John Christopherson

1921 - 1996

John Christopherson

John Christopherson was a painter of small, dreamlike townscapes and abstract paintings that combine an almost naïve intensity with great sophistication.

Born in Blackheath, London, in 1921, Christopherson began his working life at Shell-Mex House in 1938, a period when modern art started to be used in advertising. After a wartime illness, Christopherson worked at County Hall in London, choosing for his office wall a print of Paul Nash's Wood on the Downs and Nash's primaeval landscapes and magical moons, which were later to have a lasting influence on Christopherson's paintings.

In 1950, while working as a civil servant at the Geological Museum in South Kensington, he became interested in the French Art Brut movement and corresponded with Jean Dubuffet, who offered encouragement when Christopherson began to paint.

John Christopherson felt that his life in art did not begin until 1950 when he met Jacob Epstein and started to visit West End galleries - he said that it was a revelation that 'such a magical world co-existed on the same level and at the same time as the boring, prosaic one of rationing, coupons and the civil service', and he determined to enter it. In 1959, he resigned from his appointment in the civil service at the Geological Museum and became a full-time painter.
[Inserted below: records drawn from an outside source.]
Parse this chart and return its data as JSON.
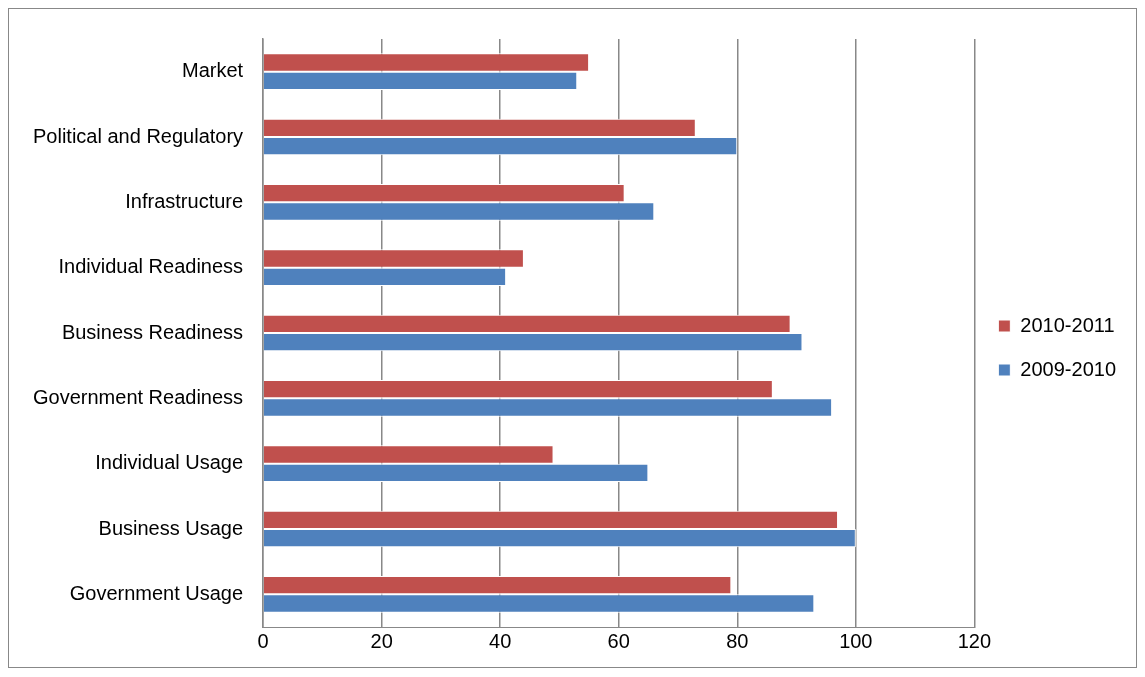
{
  "chart_data": {
    "type": "bar",
    "orientation": "horizontal",
    "categories": [
      "Market",
      "Political and Regulatory",
      "Infrastructure",
      "Individual Readiness",
      "Business Readiness",
      "Government Readiness",
      "Individual Usage",
      "Business Usage",
      "Government Usage"
    ],
    "series": [
      {
        "name": "2010-2011",
        "color": "#c0504d",
        "values": [
          55,
          73,
          61,
          44,
          89,
          86,
          49,
          97,
          79
        ]
      },
      {
        "name": "2009-2010",
        "color": "#4f81bd",
        "values": [
          53,
          80,
          66,
          41,
          91,
          96,
          65,
          100,
          93
        ]
      }
    ],
    "xlim": [
      0,
      120
    ],
    "xticks": [
      0,
      20,
      40,
      60,
      80,
      100,
      120
    ],
    "grid": "x",
    "legend": "right"
  }
}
From boyhood, he was fascinated by the idea of antiquity. He was always interested in ancient stones, pavements, mosaics, archaeological sites, walls, and buildings that had gradually changed and been eroded by time. Walls with faded posters and graffiti particularly attracted him - he treasured and identified himself with what he described as the “forlorn poetry of the unregarded”.

He was of Cornish ancestry and regularly visited St Ives, home to many of the British artists of the 1950s whom he admired. However, his main influences were really from the Continent.
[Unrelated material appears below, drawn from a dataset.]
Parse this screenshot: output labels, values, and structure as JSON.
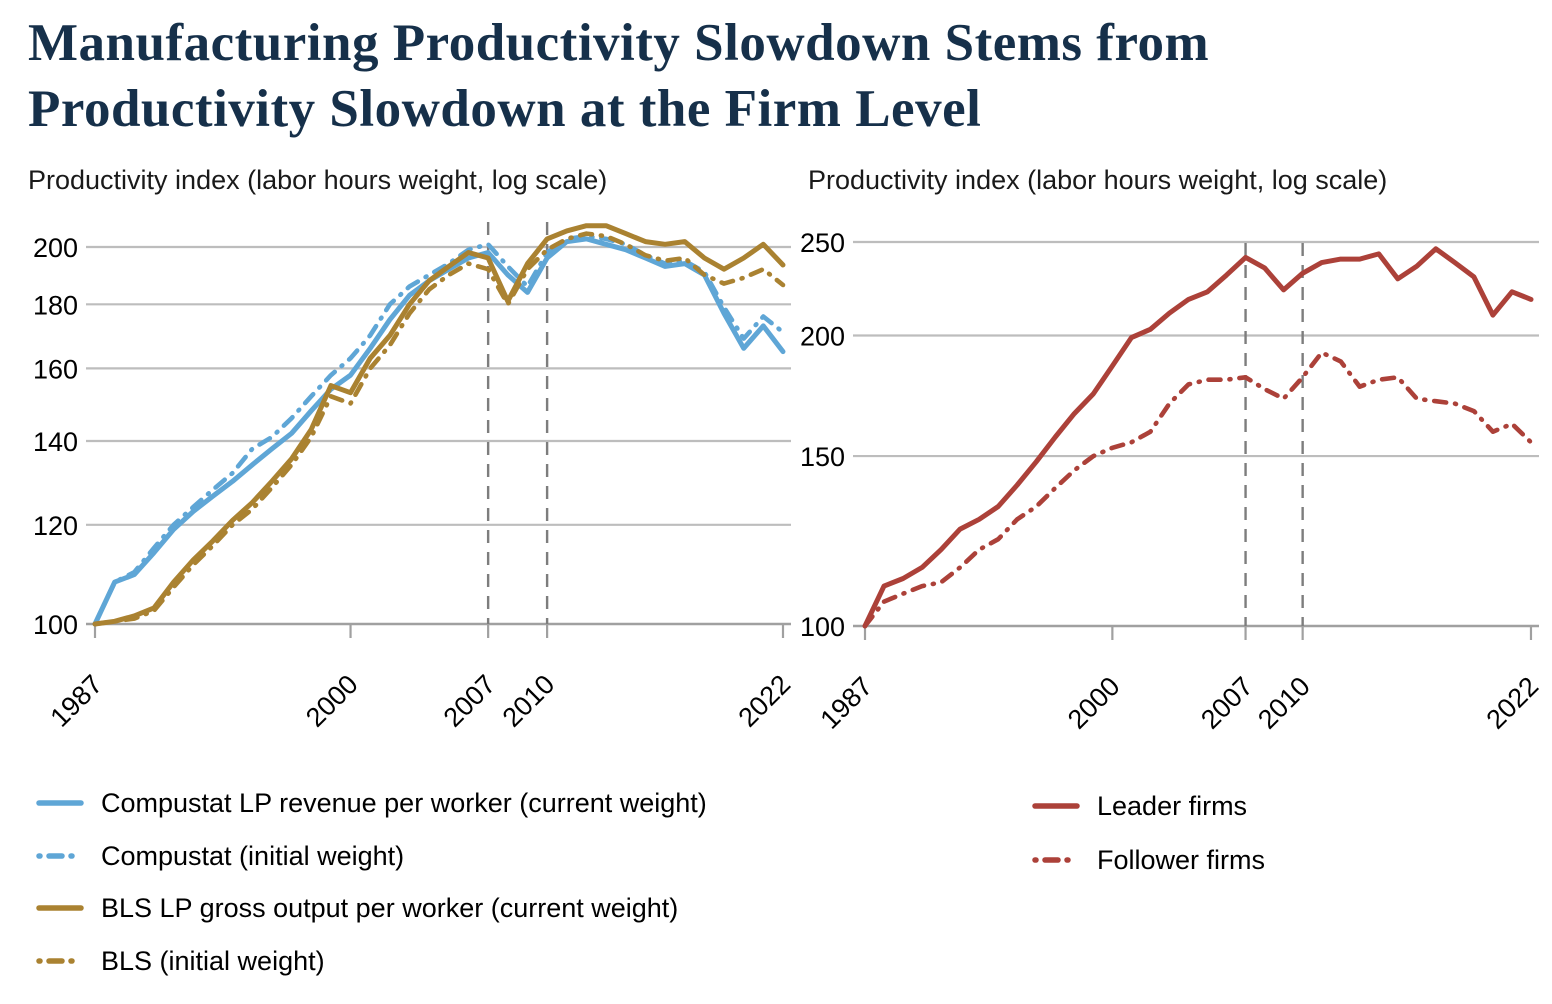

Christopherson exhibited his work from 1961 at the Leicester Galleries, the Marjorie Parr Gallery, Agnews and England & Co. His last exhibition was a retrospective in December 1995 at the Woodlands Art Gallery in Blackheath. He died in 1996, and the following year, there was a memorial exhibition at England & Co. accompanied by a publication about his life and work. His correspondence and scrapbooks are now in the Tate Archive.

Available

Valley of Signs
£3,000

Christopherson’s pictures linger in the memory. His image world is a distillation of cultural debris sifted with poetic intensity. His pictures are a microcosm of his tastes and obsessions. Each small painting is haunted by a sense of déjà vu, the ordinary becomes extraordinary. The subtle depths of layers of glazes are incised with the mysterious markings of a private language.
— Jane England
Christopherson’s point of departure is some discreet corner of the urban townscape. He imposes a melancholy geometry, transforming it into a city deserted by its inhabitants who have left behind them, their only monument, some reticent graffiti. His colour is as private as his imagery. His pictures whisper. They are worth listening to.